Um dos jogos que mais joguei durante a minha infância foi o The Sims. A ideia de criar os seus personagens e controlá-los em atividades comuns, influenciando nas suas carreiras profissionais, escolhas e relações interpessoais cativou o meu eu criança durante horas e horas. Tamanha era a minha admiração pelo jogo que, durante as compras do mês, pedi um pouco de dinheiro aos meus pais a fim de comprar uma das suas expansões oficiais: o The Sims: Superstar. Adicionando áreas, interações e conteúdos novos, o jogo voltou a consumir grande parte do meu tempo e tem um lugar especial no meu coração até hoje.

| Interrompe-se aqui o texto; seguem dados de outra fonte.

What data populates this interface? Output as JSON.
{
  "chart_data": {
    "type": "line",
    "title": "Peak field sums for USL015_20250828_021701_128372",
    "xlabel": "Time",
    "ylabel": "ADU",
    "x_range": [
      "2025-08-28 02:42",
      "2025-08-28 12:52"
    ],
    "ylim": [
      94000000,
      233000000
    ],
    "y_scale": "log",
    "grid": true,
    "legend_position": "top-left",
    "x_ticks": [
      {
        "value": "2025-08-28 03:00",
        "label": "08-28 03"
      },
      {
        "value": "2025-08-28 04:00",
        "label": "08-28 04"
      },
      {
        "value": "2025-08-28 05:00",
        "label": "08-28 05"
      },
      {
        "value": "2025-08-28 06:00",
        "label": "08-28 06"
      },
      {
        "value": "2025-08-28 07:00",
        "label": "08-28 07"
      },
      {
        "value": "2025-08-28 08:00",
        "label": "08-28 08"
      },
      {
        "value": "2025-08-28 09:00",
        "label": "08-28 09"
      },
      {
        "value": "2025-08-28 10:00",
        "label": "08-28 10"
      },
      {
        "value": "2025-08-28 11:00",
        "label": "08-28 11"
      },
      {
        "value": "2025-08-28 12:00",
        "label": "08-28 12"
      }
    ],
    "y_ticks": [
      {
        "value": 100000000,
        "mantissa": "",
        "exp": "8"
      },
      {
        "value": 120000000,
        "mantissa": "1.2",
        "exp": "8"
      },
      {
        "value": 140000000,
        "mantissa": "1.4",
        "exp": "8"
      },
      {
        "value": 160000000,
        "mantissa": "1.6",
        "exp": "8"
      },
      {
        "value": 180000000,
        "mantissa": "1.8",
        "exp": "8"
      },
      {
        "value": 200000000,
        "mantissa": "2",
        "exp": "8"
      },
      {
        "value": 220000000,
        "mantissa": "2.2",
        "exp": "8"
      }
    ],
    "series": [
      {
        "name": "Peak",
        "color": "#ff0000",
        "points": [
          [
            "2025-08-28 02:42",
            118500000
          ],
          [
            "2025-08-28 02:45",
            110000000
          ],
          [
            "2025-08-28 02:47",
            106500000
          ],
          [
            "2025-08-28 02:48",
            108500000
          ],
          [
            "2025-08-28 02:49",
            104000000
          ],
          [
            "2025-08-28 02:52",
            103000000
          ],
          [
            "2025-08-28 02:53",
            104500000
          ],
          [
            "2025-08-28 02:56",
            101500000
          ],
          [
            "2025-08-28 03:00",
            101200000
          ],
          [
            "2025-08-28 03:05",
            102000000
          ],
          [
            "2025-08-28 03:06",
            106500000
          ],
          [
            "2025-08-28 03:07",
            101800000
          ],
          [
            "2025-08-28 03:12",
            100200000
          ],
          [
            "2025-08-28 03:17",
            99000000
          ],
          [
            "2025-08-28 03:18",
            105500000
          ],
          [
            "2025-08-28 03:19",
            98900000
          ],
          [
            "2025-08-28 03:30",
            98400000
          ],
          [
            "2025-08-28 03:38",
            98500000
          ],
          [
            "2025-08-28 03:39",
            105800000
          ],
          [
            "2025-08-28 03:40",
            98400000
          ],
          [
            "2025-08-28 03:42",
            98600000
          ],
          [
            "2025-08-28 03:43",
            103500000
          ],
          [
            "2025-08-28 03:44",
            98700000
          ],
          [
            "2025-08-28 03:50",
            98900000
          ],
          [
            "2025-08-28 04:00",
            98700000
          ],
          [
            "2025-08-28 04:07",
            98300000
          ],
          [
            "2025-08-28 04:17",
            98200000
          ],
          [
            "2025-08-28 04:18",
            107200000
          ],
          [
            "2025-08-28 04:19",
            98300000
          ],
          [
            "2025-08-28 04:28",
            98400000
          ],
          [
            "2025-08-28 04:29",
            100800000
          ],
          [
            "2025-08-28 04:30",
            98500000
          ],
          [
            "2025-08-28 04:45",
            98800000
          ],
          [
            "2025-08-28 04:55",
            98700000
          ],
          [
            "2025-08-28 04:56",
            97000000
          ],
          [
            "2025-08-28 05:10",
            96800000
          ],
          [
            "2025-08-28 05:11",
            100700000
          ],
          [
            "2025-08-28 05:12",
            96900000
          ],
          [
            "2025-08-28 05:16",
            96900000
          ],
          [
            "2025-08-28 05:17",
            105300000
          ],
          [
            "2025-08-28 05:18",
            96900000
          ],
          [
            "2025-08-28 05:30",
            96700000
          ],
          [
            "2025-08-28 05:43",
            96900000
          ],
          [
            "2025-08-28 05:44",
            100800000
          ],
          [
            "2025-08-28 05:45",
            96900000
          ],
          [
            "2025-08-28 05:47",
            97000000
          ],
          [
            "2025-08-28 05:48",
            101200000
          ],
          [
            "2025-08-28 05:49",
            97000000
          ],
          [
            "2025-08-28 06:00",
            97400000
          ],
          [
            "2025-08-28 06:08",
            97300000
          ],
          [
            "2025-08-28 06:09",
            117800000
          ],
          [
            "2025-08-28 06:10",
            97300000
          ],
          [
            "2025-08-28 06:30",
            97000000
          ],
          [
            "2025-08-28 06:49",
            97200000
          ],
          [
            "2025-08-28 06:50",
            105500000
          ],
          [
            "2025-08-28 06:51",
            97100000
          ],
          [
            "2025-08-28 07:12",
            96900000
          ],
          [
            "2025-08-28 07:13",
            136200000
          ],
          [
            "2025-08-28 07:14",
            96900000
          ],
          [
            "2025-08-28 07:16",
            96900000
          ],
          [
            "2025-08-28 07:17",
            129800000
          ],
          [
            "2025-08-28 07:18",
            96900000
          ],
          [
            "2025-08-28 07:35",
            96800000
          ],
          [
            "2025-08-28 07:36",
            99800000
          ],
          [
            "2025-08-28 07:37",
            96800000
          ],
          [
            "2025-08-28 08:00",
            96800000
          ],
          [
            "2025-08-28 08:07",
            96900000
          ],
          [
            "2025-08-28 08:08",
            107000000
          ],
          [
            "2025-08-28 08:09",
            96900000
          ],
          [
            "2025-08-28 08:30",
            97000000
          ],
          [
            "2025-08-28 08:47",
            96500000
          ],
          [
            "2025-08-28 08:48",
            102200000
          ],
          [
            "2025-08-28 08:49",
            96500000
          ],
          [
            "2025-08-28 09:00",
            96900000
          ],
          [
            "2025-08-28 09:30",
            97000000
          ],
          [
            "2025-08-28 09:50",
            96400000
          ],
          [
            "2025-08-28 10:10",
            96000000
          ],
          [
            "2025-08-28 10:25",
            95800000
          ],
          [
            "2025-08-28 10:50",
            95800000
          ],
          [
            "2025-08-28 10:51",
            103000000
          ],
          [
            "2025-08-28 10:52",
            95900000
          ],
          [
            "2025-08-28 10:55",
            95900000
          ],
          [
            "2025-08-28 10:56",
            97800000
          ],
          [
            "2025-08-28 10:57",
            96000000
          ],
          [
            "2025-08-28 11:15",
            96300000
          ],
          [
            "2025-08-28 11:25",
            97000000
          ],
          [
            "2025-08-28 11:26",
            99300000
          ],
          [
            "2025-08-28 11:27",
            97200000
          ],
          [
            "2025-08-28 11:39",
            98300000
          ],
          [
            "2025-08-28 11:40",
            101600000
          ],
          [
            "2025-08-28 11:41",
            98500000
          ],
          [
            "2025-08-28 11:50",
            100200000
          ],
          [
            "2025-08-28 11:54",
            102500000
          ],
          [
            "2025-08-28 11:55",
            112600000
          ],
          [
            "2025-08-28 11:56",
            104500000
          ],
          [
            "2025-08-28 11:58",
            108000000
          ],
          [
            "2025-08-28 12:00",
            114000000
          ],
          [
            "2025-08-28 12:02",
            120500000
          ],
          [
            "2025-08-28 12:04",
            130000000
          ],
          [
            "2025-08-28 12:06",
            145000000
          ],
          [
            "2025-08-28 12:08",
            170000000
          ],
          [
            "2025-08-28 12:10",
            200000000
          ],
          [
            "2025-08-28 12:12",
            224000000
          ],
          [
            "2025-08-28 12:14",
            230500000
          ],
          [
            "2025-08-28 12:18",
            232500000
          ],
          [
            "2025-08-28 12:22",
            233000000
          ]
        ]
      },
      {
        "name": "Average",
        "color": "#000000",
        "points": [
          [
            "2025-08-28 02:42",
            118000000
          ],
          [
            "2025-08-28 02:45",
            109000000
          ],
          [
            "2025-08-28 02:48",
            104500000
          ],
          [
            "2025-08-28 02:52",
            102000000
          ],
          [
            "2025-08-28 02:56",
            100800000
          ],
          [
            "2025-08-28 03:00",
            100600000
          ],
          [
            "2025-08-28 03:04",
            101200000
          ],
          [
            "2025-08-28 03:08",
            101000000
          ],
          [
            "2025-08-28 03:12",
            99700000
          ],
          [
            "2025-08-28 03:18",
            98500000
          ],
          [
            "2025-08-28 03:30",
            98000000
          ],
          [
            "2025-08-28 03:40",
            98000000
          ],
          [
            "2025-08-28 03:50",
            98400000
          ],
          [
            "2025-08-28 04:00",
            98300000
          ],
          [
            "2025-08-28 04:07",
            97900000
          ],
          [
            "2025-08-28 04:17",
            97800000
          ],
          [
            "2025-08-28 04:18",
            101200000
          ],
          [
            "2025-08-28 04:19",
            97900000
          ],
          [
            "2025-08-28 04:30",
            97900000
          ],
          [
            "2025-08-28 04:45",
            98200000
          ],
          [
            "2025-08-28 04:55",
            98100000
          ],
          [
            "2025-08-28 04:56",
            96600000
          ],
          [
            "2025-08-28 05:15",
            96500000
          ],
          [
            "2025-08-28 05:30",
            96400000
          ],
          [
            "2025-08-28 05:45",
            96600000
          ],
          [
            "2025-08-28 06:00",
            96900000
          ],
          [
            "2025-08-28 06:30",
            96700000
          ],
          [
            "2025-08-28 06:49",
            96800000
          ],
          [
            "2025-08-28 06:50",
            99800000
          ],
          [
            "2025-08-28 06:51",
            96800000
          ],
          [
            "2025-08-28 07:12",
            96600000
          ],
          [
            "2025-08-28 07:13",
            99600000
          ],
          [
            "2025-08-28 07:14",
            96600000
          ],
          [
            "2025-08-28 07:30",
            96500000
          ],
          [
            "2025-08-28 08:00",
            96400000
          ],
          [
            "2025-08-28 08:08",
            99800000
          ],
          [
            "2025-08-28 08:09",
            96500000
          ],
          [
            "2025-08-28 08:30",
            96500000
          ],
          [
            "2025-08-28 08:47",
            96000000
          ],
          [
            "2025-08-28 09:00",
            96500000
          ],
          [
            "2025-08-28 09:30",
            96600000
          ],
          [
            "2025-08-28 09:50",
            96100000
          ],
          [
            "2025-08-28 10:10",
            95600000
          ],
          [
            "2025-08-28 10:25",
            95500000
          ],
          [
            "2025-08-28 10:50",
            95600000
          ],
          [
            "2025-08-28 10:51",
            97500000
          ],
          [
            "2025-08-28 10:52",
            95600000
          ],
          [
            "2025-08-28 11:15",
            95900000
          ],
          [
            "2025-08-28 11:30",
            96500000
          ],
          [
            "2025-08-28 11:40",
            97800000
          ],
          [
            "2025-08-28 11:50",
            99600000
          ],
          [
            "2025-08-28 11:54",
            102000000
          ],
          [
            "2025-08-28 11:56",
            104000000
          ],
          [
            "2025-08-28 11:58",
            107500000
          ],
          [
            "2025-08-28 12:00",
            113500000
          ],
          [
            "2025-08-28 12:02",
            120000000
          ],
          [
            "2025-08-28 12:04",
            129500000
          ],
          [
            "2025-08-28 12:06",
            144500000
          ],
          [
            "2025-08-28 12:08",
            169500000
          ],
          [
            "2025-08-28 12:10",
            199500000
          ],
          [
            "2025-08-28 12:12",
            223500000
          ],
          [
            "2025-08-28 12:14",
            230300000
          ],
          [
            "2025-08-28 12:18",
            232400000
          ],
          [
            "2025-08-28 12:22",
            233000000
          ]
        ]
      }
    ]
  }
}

Esse foi o meu primeiro contato com as expansões, uma prática que era bem comum em alguns títulos da época. Contudo, como o mundo está sempre mudando e se modernizando, as mídias digitais surgiram e, juntamente com elas, o conceito de DLC chegou ao mercado. Não é raro ver gamers frustrados com a política de DLC de algumas empresas, como a Eletronic Arts e a Paradox Interactive, por exemplo. Mas, afinal de contas, será que a substituição das expansões pelos DLCs foi tão ruim assim? E mais além: será que há alguma diferença entre esses dois termos? Gostando ou não, as práticas para capitalizar em cima de um título após o seu lançamento continuam vivas e são alvos de polêmica até hoje.
Definindo DLC, expansão e microtransação
Já vou começar essa seção deixando bem claro uma coisa: praticamente não há diferença entre DLC e expansão. Enquanto as expansões são simplesmente conteúdos adicionais que alteram a experiência original de um jogo, os DLCs também são conteúdos adicionais, mas disponibilizados via download. Além dessa praticidade para adquirir um conteúdo, não há nenhuma diferença significativa entre os dois termos. Um DLC sempre será uma expansão, mas nem toda expansão será um DLC.
Pegando o exemplo do The Sims, as expansões do primeiro jogo eram disponibilizadas em lojas e supermercados em versão física, o que não caracteriza um DLC. Os jogos mais novos da franquia, como o The Sims 4, já migraram para o modelo digital, onde suas expansões viraram DLCs.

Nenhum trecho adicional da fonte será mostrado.